A write-ahead log primitive for Rust storage engines.

A write-ahead log (WAL) is the durability substrate every database leans on: a state change is appended to a durable, append-only log before it is acknowledged, and that log is the source of truth used to rebuild state after a crash. wal-db publishes that primitive as a small, audited, benchmarked crate so the storage engines in the portfolio — lsm-db, txn-db, raft-io, Hive DB — share one well-tested implementation instead of each re-deriving the durability contract and getting it subtly wrong.

§The four-call API

The common case is four calls: open, append, sync, iterate.

use wal_db::Wal;

// Open (or create) the log.
let wal = Wal::open(&path)?;

// Append a record; `append` returns once the bytes are in the kernel
// page cache. It does not flush the disk. The returned LSN is the record's
// byte offset — the first record starts at 0.
let lsn = wal.append(b"the first record")?;
assert_eq!(lsn.get(), 0);

// `sync` is the durability barrier: it returns once every record appended
// before it is on stable storage.
wal.sync()?;

// On restart, replay the log to rebuild state.
for entry in wal.iter()? {
    let entry = entry?;
    assert_eq!(entry.data(), b"the first record");
}

§Concurrency and group commit

Wal is built for many writers. append is lock-free: each call reserves its byte range with a single atomic step — that range’s start offset is the record’s Lsn — then writes its record without blocking the others. Share one Wal behind an Arc and append from every thread.

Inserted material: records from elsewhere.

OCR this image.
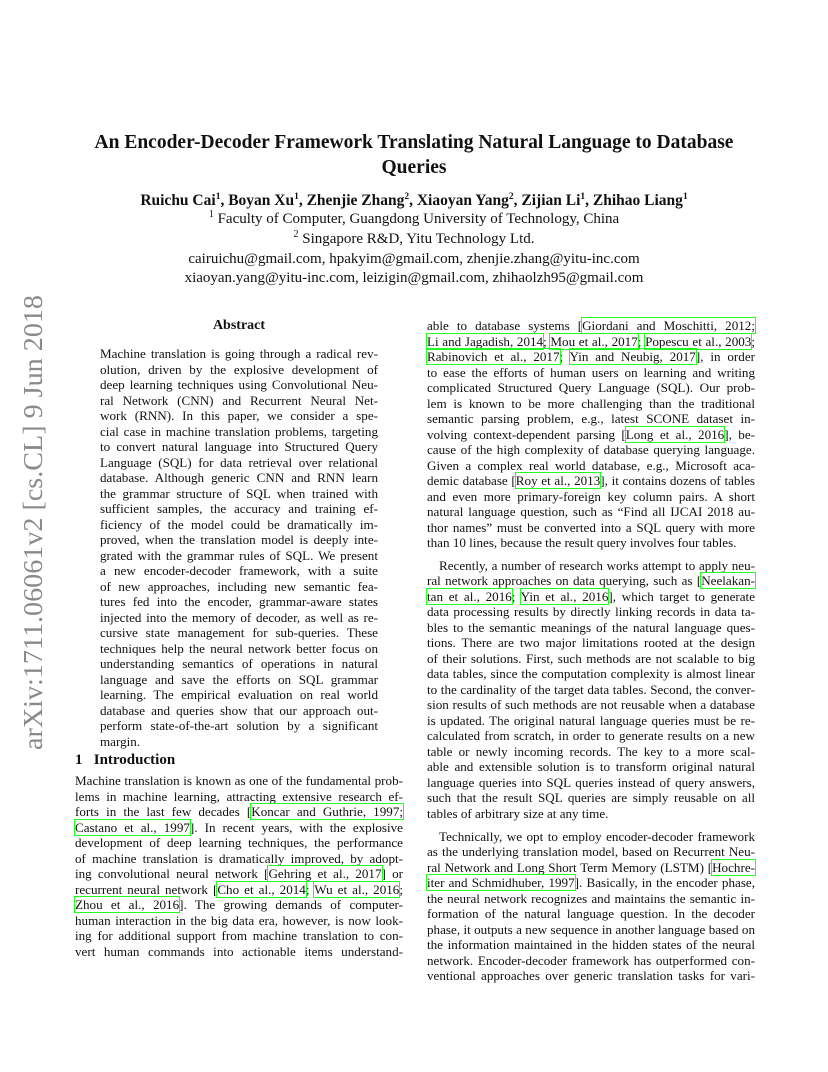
arXiv:1711.06061v2 [cs.CL] 9 Jun 2018
An Encoder-Decoder Framework Translating Natural Language to Database
Queries
Ruichu Cai$^1$, Boyan Xu$^1$, Zhenjie Zhang$^2$, Xiaoyan Yang$^2$, Zijian Li$^1$, Zhihao Liang$^1$
$^1$ Faculty of Computer, Guangdong University of Technology, China
$^2$ Singapore R&D, Yitu Technology Ltd.
cairuichu@gmail.com, hpakyim@gmail.com, zhenjie.zhang@yitu-inc.com
xiaoyan.yang@yitu-inc.com, leizigin@gmail.com, zhihaolzh95@gmail.com
Abstract
Machine translation is going through a radical rev-
olution, driven by the explosive development of
deep learning techniques using Convolutional Neu-
ral Network (CNN) and Recurrent Neural Net-
work (RNN). In this paper, we consider a spe-
cial case in machine translation problems, targeting
to convert natural language into Structured Query
Language (SQL) for data retrieval over relational
database. Although generic CNN and RNN learn
the grammar structure of SQL when trained with
sufficient samples, the accuracy and training ef-
ficiency of the model could be dramatically im-
proved, when the translation model is deeply inte-
grated with the grammar rules of SQL. We present
a new encoder-decoder framework, with a suite
of new approaches, including new semantic fea-
tures fed into the encoder, grammar-aware states
injected into the memory of decoder, as well as re-
cursive state management for sub-queries. These
techniques help the neural network better focus on
understanding semantics of operations in natural
language and save the efforts on SQL grammar
learning. The empirical evaluation on real world
database and queries show that our approach out-
perform state-of-the-art solution by a significant
margin.
1 Introduction
Machine translation is known as one of the fundamental prob-
lems in machine learning, attracting extensive research ef-
forts in the last few decades [Koncar and Guthrie, 1997;
Castano et al., 1997]. In recent years, with the explosive
development of deep learning techniques, the performance
of machine translation is dramatically improved, by adopt-
ing convolutional neural network [Gehring et al., 2017] or
recurrent neural network [Cho et al., 2014; Wu et al., 2016;
Zhou et al., 2016]. The growing demands of computer-
human interaction in the big data era, however, is now look-
ing for additional support from machine translation to con-
vert human commands into actionable items understand-
able to database systems [Giordani and Moschitti, 2012;
Li and Jagadish, 2014; Mou et al., 2017; Popescu et al., 2003;
Rabinovich et al., 2017; Yin and Neubig, 2017], in order
to ease the efforts of human users on learning and writing
complicated Structured Query Language (SQL). Our prob-
lem is known to be more challenging than the traditional
semantic parsing problem, e.g., latest SCONE dataset in-
volving context-dependent parsing [Long et al., 2016], be-
cause of the high complexity of database querying language.
Given a complex real world database, e.g., Microsoft aca-
demic database [Roy et al., 2013], it contains dozens of tables
and even more primary-foreign key column pairs. A short
natural language question, such as “Find all IJCAI 2018 au-
thor names” must be converted into a SQL query with more
than 10 lines, because the result query involves four tables.
Recently, a number of research works attempt to apply neu-
ral network approaches on data querying, such as [Neelakan-
tan et al., 2016; Yin et al., 2016], which target to generate
data processing results by directly linking records in data ta-
bles to the semantic meanings of the natural language ques-
tions. There are two major limitations rooted at the design
of their solutions. First, such methods are not scalable to big
data tables, since the computation complexity is almost linear
to the cardinality of the target data tables. Second, the conver-
sion results of such methods are not reusable when a database
is updated. The original natural language queries must be re-
calculated from scratch, in order to generate results on a new
table or newly incoming records. The key to a more scal-
able and extensible solution is to transform original natural
language queries into SQL queries instead of query answers,
such that the result SQL queries are simply reusable on all
tables of arbitrary size at any time.
Technically, we opt to employ encoder-decoder framework
as the underlying translation model, based on Recurrent Neu-
ral Network and Long Short Term Memory (LSTM) [Hochre-
iter and Schmidhuber, 1997]. Basically, in the encoder phase,
the neural network recognizes and maintains the semantic in-
formation of the natural language question. In the decoder
phase, it outputs a new sequence in another language based on
the information maintained in the hidden states of the neural
network. Encoder-decoder framework has outperformed con-
ventional approaches over generic translation tasks for vari-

Durability is where threads cooperate. When several call sync at once, they coalesce into a single fsync — group commit — so the cost of making data durable is amortised across everyone committing together rather than paid N times. append_and_sync does an append and a group-commit-aware sync in one call.

§The durability contract

Two operations, two distinct guarantees. Confusing them is the single most common way to lose data with a WAL, so they are kept explicit:

  • Wal::append returns when the record is in the operating system’s page cache. A crash after append but before sync may lose the record.
  • Wal::sync returns only when every previously appended record is on stable storage and will survive a power loss.

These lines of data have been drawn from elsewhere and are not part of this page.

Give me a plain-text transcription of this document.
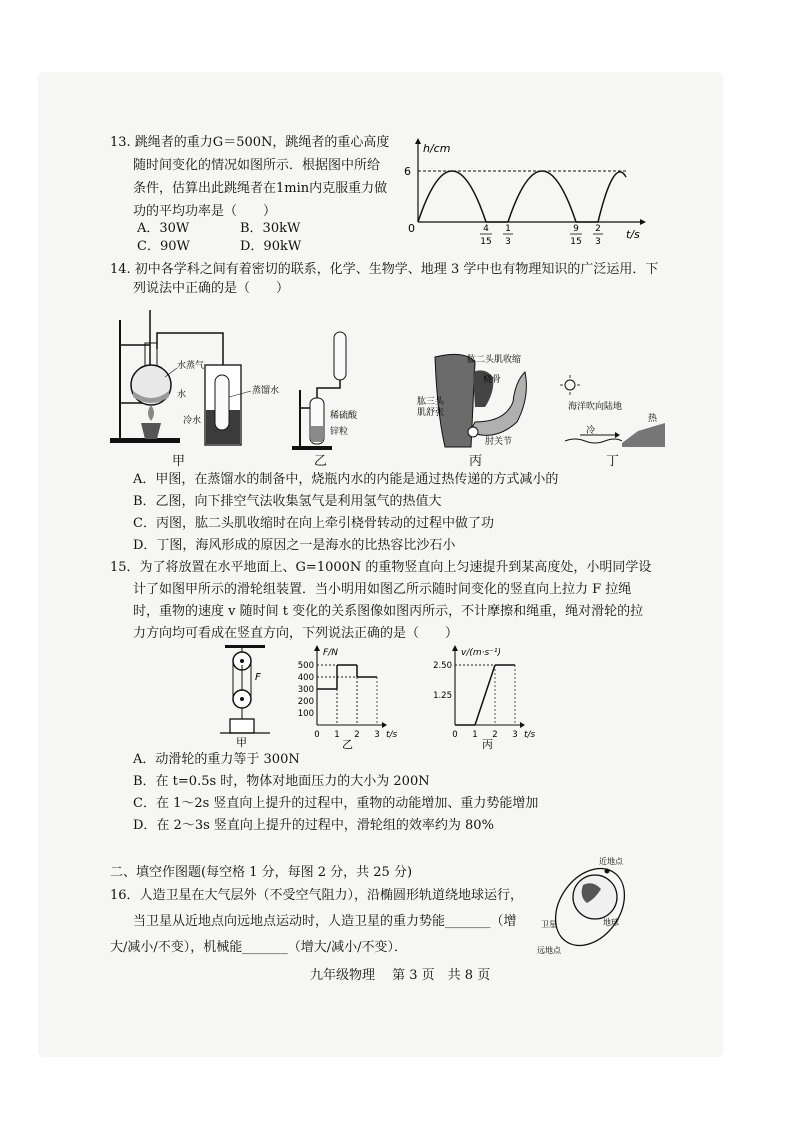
13. 跳绳者的重力G＝500N，跳绳者的重心高度
随时间变化的情况如图所示．根据图中所给
条件，估算出此跳绳者在1min内克服重力做
功的平均功率是（　　）
A．30W	B．30kW
C．90W	D．90kW
h/cm
6
0	4
15
1
3
9
15
2
3
t/s
14. 初中各学科之间有着密切的联系，化学、生物学、地理 3 学中也有物理知识的广泛运用．下
列说法中正确的是（　　）
水蒸气
水	蒸馏水
冷水	稀硫酸
锌粒
肱二头肌收缩
桡骨
肱三头
肌舒张
肘关节
海洋吹向陆地
热
冷
甲	乙	丙	丁
A．甲图，在蒸馏水的制备中，烧瓶内水的内能是通过热传递的方式减小的
B．乙图，向下排空气法收集氢气是利用氢气的热值大
C．丙图，肱二头肌收缩时在向上牵引桡骨转动的过程中做了功
D．丁图，海风形成的原因之一是海水的比热容比沙石小
15．为了将放置在水平地面上、G=1000N 的重物竖直向上匀速提升到某高度处，小明同学设
计了如图甲所示的滑轮组装置．当小明用如图乙所示随时间变化的竖直向上拉力 F 拉绳
时，重物的速度 v 随时间 t 变化的关系图像如图丙所示，不计摩擦和绳重，绳对滑轮的拉
力方向均可看成在竖直方向，下列说法正确的是（　　）
F
甲
F/N
t/s
500
400
300
200
100
0 1 2 3
乙
v/(m·s⁻¹)
t/s
2.50
1.25
0 1 2 3
丙
A．动滑轮的重力等于 300N
B．在 t=0.5s 时，物体对地面压力的大小为 200N
C．在 1～2s 竖直向上提升的过程中，重物的动能增加、重力势能增加
D．在 2～3s 竖直向上提升的过程中，滑轮组的效率约为 80%
二、填空作图题(每空格 1 分，每图 2 分，共 25 分)
16．人造卫星在大气层外（不受空气阻力），沿椭圆形轨道绕地球运行，
当卫星从近地点向远地点运动时，人造卫星的重力势能_______（增
大/减小/不变），机械能_______（增大/减小/不变）．
近地点
卫星	地球
远地点
九年级物理　 第 3 页　共 8 页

The flush is platform-correct on each target, which is not the same call everywhere:

PlatformDurability call
Linuxfdatasync (via std::fs::File::sync_data)
WindowsFlushFileBuffers (via std::fs::File::sync_data)
macOSfcntl(F_FULLFSYNC)not plain fsync, which leaves data in the drive’s write cache

§Recovery

Every record carries a CRC32C checksum over its own bytes. Recovery walks the log forward and stops at the first record whose checksum fails or whose bytes are incomplete — a torn write from a crash mid-append. Records up to that point are returned; the torn tail is discarded. Recovery never reads a partially written record as if it were complete, and a corrupt length prefix can never trigger an unbounded allocation: lengths are validated against WalConfig::max_record_size before a single byte of payload is read.

§Backends

Wal::open uses the file-backed FileStore. Custom backends — in-memory for tests, or an alternative storage layer — implement the WalStore trait and plug in through Wal::with_store. An in-memory MemStore ships for testing and examples.

§Status

This is the 0.3 core: lock-free multi-writer append, group commit, and a frozen record format, on top of the platform-correct durability and torn-write recovery from 0.2. Segment rotation follows in 0.3.1. The four-call API is stable and will not change shape.

Re-exports§

pub use pack_io;

Modules§

prelude
The common imports for working with a log.

Structs§

FileStore
A file-backed WalStore: the default storage for Wal::open.
Lsn
A log sequence number: a record’s byte position in the log, assigned at append time.
MemStore
An in-memory WalStore backed by a Vec<u8> behind a short lock.
Record
One record read back during iteration: its Lsn and its payload bytes.
SegmentedStore
A WalStore that stripes one flat byte space across fixed-size segment files in a directory.
Wal
A durable, append-only log.
WalConfig
Tunable parameters for a Wal.
WalIter
The iterator returned by Wal::iter.

Enums§

RecoveryPolicy
How Wal::iter reacts to a damaged record.
WalError
Everything that can go wrong while appending to, syncing, or recovering a log.

Traits§

WalStore
A byte-addressable, append-only store with an explicit durability barrier.

Type Aliases§

Result
A specialised Result for log operations.